Panel Paper:
The Intended and Unintended Consequences of the Hospital Readmission Reduction Program
Sunday, April 9, 2017
:
3:05 PM
HUB 268 (University of California, Riverside)
*Names in bold indicate Presenter
This article presents results from a nationwide assessment of the impact of the Hospital Readmission Reduction Program (HRRP) on inpatient care and mortality. The HRRP required the Centers for Medicare and Medicaid Services to reduce payments to hospitals with excess hospital readmissions. I use a regression kink design to estimate the effect of this provision on readmission rates, inpatient expenditures, patient characteristics, and mortality. Estimates indicate that penalized hospitals increased total spending on HRRP patients by 3% and laboratory tests by 6%. Increases were higher among hospitals with a higher Medicare share and among hospitals penalized primarily for excess heart attack readmissions.

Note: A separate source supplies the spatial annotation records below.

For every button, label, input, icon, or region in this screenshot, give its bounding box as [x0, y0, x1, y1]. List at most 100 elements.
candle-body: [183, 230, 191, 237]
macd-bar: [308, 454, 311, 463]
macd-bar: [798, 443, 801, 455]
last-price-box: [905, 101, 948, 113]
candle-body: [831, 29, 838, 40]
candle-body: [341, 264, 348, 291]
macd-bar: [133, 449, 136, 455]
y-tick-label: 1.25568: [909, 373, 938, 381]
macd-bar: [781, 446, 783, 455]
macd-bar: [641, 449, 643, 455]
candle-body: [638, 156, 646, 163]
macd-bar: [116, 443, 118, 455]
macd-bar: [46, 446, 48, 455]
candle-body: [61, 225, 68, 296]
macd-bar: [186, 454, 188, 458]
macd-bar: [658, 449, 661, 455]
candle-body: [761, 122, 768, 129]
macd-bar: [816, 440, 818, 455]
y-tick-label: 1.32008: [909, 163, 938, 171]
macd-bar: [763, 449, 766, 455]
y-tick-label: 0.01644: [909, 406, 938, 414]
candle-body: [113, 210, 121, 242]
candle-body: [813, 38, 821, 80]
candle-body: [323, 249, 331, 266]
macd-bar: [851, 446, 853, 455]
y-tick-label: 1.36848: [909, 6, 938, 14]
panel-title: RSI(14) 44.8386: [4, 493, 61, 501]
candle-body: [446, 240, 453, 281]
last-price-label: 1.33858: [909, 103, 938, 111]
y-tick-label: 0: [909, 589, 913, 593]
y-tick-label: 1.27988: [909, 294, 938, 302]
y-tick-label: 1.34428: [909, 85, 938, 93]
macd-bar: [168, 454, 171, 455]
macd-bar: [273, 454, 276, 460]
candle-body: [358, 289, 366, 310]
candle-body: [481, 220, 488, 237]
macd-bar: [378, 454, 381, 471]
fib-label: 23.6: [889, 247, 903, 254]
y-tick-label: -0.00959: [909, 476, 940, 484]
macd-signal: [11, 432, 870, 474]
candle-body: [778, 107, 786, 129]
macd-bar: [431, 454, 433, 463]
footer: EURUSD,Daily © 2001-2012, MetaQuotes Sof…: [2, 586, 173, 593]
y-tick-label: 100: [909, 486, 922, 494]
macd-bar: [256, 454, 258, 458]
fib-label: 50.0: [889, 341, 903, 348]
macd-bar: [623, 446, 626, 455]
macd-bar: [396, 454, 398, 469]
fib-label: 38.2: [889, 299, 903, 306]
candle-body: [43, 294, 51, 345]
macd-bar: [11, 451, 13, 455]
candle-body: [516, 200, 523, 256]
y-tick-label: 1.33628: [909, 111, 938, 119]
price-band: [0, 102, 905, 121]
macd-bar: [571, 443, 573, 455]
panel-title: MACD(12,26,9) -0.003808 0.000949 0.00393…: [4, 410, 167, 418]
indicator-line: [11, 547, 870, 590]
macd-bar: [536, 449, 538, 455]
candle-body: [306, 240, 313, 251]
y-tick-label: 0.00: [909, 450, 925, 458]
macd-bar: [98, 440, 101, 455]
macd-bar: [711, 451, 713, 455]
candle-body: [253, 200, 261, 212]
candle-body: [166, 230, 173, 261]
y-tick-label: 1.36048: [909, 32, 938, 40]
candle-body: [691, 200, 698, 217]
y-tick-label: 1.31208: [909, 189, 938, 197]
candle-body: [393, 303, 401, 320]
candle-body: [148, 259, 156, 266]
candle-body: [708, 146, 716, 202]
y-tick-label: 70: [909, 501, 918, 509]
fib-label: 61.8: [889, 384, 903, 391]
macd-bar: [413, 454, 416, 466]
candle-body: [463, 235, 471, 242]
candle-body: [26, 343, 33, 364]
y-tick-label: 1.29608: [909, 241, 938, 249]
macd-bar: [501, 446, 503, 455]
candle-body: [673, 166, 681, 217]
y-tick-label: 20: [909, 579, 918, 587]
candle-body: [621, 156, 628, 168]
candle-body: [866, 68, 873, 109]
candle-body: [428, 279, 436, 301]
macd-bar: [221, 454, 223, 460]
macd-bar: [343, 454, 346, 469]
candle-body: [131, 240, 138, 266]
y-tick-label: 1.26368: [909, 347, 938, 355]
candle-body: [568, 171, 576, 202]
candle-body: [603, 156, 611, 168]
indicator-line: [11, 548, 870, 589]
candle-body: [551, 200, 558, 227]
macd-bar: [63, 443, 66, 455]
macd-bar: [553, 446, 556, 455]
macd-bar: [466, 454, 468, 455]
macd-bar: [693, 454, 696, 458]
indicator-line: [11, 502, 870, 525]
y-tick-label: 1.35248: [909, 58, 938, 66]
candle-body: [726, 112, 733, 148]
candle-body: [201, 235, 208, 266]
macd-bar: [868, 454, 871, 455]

I find that this additional care had no impact on mortality, but that it did lead to a reduction in readmission rates. Evidence also suggests that the penalized hospitals increased the quantity of care for other diagnoses common among HRRP patients but not named in the law. There is no evidence that hospitals reduced the quantity of care for patients with diagnoses outside the HRRP. This result is inconsistent with the hypothesis that hospitals substitute resources from diagnosis groups outside the HRRP and into diagnosis groups in the HRRP.